Furthermore, the efficacy of an in-body camera lens-cleaning function has been substantiated. Prototypes equipped with a conventional type of laparoscopic camera demonstrated a reduction in lens fogging compared with traditional methods. It is posited that the use of non-metal materials in the camera module results in a diminished temperature disparity between the device’s surface and the abdominal cavity, owing to differences in thermal conductivity. Hence, employing non-metallic materials or materials with low thermal conductivity for the camera module to be inserted into the abdomen is deemed suitable.
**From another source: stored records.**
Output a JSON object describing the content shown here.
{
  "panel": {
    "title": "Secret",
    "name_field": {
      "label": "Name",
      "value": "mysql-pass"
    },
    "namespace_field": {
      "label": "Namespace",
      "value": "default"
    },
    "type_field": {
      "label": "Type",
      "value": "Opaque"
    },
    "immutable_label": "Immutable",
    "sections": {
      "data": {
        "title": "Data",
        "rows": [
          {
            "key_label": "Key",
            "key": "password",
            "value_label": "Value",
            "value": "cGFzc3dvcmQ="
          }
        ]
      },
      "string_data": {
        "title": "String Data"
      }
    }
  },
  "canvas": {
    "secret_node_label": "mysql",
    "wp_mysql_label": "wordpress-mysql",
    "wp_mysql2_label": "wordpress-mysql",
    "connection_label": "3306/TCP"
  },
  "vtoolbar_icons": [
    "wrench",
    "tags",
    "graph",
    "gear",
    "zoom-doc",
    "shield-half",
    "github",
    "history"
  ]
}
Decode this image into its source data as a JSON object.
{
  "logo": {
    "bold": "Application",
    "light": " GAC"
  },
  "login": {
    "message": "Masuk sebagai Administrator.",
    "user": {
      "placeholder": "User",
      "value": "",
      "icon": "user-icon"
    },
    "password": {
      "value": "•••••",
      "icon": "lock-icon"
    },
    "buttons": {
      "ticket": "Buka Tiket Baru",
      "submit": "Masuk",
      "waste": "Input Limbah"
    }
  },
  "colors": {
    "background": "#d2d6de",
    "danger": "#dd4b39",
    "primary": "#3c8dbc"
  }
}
AI could govern the fully developed version of our system during surgical operations, providing an in situ lens-cleaning function without removing the tube. The development of AI-based ICT laparoscopy systems will require deep learning algorithms trained on extensive datasets, including videos of camera movements for each step of the surgical protocol and situation, along with labeling to differentiate steps of the surgical process [26,27]. In particular, data pertaining to safety, specifically whether the camera lens can rotate and be cleaned without harming the patient, must be sufficiently collected [28].

AI cannot autonomously control laparoscopic cameras with the requisite safety and precision. As a result, surgeons are compelled to initiate motion tracking and control the camera actuator using a foot button, motion joysticks, or other sensing modules. Developing cleaning procedures that operate autonomously within the human body, without requiring surgeon intervention, represents an ideal advancement. The subsequent phase in AI system development necessitates the extensive accumulation and categorization of data into operational procedures and formulating the most effective algorithm through deep learning. Upon the stabilization of the AI system, laparoscopic surgeries will be conducted automatically within a safe parameter, based on surgical stages and situational voice commands, with manual adjustments being made by users only when necessary.

The development of a semi-automatic lens-cleaning function and a more practical two-joint activation structure for camera motion is required, as evident in the demands of surgeons. Furthermore, the miniaturization of the controller module fixed above the abdomen is necessary. Additionally, while the current system relies on wired video transmission, the transition to wireless transmission capable of supporting high-quality images over 4K at 64 fps remains a challenge to be addressed.